“Todo arrancó más o menos allá por los años ‘80, tendríamos 9 o 10 años. Éramos los primeros chicos del barrio nos conocimos ahí. Luego se fue dando la amistad de manera natural”, relató a PRIMERA EDICIÓN Ezequiel Martín Castaño, uno de los integrantes de un grupo de amigos que, en casi cuatro décadas, se transformó en una verdadera hermandad.
El escenario inicial fue el barrio. Primero, las juntadas de la infancia: tardes de juegos, partidos de fútbol improvisados, carreras en bicicleta. Después, la adolescencia los encontró en distintas escuelas: Ezequiel fue a una técnica, mientras que otros eligieron el bachiller o el comercial. Esa diversidad no los alejó, sino que sumó nuevos amigos.
“Se empezaron a unir algunos chicos más, compañeros míos de la técnica, otros de los comerciales, y así fuimos armando un grupo grande”, contó el hombre a este Diario.
Quien recordó aquellos sábados y domingos convertidos en territorio exclusivo de las salidas todos juntos. Las célebres juntadas fueron un ritual ineludible.
“Teníamos todos los estilos: el fachero, el que se pasaba de copas y había que llevarlo de regreso, los que siempre estaban prendidos a la música. Era un mosaico de personalidades, pero todos unidos por lo mismo: la amistad”.

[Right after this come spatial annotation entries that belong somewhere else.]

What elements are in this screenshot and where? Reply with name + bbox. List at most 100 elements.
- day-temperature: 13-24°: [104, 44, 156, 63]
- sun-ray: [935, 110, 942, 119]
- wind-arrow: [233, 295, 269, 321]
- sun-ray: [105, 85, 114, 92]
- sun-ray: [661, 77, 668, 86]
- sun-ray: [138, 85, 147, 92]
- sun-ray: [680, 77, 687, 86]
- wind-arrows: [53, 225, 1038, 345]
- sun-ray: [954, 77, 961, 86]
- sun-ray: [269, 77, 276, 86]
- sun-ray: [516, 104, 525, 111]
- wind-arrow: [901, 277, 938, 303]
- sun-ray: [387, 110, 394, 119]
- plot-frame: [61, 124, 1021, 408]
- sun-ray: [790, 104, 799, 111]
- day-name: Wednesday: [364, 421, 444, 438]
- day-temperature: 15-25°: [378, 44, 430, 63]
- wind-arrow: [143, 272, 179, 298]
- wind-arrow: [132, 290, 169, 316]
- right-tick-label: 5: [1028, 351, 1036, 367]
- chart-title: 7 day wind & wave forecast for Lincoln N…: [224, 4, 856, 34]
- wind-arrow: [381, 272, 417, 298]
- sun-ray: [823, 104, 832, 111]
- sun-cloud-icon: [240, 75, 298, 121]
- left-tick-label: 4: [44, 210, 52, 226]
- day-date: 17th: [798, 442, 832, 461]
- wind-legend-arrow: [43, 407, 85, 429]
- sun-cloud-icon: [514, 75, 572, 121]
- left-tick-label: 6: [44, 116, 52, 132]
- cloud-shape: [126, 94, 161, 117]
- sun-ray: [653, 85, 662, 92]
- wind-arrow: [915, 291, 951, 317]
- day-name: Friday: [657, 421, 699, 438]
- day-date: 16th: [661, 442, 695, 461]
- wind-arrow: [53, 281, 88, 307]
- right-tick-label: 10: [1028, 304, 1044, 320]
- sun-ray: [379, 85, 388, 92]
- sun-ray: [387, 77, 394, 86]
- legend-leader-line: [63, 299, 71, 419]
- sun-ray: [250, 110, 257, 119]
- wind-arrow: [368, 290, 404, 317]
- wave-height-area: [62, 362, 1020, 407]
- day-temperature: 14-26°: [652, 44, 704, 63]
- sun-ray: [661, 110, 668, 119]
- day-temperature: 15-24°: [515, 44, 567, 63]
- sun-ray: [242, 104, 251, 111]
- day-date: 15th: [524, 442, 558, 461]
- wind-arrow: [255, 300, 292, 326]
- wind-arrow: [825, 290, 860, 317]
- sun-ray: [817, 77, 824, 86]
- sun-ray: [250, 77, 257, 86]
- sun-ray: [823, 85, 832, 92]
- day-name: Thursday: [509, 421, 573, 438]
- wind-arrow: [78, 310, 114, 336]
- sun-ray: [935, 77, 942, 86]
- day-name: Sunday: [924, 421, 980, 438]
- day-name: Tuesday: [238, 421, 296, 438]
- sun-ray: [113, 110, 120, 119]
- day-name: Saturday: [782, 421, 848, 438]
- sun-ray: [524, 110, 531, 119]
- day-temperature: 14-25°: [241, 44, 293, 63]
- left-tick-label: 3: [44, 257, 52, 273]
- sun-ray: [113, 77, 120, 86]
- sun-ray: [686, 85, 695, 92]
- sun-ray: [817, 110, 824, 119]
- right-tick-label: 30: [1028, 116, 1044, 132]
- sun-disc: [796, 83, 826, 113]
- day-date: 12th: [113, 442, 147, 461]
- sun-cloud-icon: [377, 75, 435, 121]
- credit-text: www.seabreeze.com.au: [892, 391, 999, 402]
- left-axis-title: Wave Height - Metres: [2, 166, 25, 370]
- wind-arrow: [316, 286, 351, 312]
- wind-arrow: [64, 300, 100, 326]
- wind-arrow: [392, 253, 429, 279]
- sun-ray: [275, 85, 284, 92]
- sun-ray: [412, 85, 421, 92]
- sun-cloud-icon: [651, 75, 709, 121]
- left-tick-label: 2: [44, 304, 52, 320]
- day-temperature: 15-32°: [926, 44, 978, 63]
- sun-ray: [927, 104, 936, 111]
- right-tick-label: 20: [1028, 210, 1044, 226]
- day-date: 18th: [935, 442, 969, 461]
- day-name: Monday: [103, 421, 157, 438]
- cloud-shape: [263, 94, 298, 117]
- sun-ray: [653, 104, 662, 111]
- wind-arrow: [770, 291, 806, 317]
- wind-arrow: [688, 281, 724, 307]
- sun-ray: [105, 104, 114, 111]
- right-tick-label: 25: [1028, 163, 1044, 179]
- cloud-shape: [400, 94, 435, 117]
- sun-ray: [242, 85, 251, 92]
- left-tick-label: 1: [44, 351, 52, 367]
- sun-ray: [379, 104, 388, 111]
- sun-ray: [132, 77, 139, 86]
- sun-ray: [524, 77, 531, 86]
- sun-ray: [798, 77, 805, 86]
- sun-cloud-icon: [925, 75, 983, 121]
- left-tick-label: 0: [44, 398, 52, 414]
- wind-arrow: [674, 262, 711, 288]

Al terminar el secundario, cada uno tomó su propio camino, pero los lazos nunca se rompieron. De hecho, a lo largo de los años, los amigos coincidieron en el trabajo.
“Tuve la suerte de compartir empleo con varios. En un registro automotor con uno, en una ferretería con otro. Incluso cuando estábamos en el secundario, salíamos a repartir en moto. Hubo un vínculo laboral que reforzaba lo personal”.
Con el tiempo, cada cual formó su familia y lo único que nunca se logró fue unir del todo a las esposas. “Sin embargo, eso no impidió que nosotros mantuviéramos lo nuestro”.
En 2004, ya la mayoría con hijos pequeños y las responsabilidades propias de la adultez, tomaron una decisión que cambiaría la dinámica del grupo: reunirse el último domingo de cada mes, sin excusas.
“Y así lo hicimos, ininterrumpidamente hasta la pandemia”, prosiguió Ezequiel. La llegada del COVID-19 alteró todo. Las reuniones no pudieron sostenerse, aunque nunca se perdieron gracias a la virtualidad.
“Antes de que empezara el aislamiento logramos hacer un viaje todos juntos, lo cual es muy difícil siendo tantos”. Ese antecedente fue en 2019, cuando decidieron pasar Año Nuevo en Chascomús: “Pasamos dos días juntos. Fue algo muy lindo. Nos reencontramos todos, algo que pocas veces ocurre”.
Pero, este septiembre de 2025, un hecho inesperado los llevó a repensar las prioridades: “Un conocido del barrio, de nuestra misma edad, falleció. Eso nos golpeó fuerte. Dijimos: ya estamos todos con 50 años , tenemos que dejar huella”.
La chispa la encendió uno de los amigos que había visitado una isla cercana de Misiones. El lugar le fascinó y propuso que lo conocieran todos juntos. La idea prendió rápido. “Compramos los pasajes, arreglamos el hospedaje, juntamos la plata y salimos”.

Cada uno pidió una semana en su trabajo y se embarcaron en lo que, a todas luces, fue una aventura inolvidable: “Fue una experiencia que no vamos a olvidar nunca. Nos recordó a aquellas vacaciones de los ‘90, cuando íbamos todos juntos a pasar algunas semanas a la playa”.
La nostalgia se hizo presente de manera especial: recrearon una foto de 1992, tomada durante unas inolvidables vacaciones todos juntos. Treinta y tres años después, volvieron a posar en una imagen similar, como si el tiempo no pasó. El viaje coincidió con los cumpleaños de Ezequiel y de Gastón: “El 25 de septiembre fue el de él y el 28 el mío. Celebrarlo juntos, en ese lugar y con todos, fue algo único”.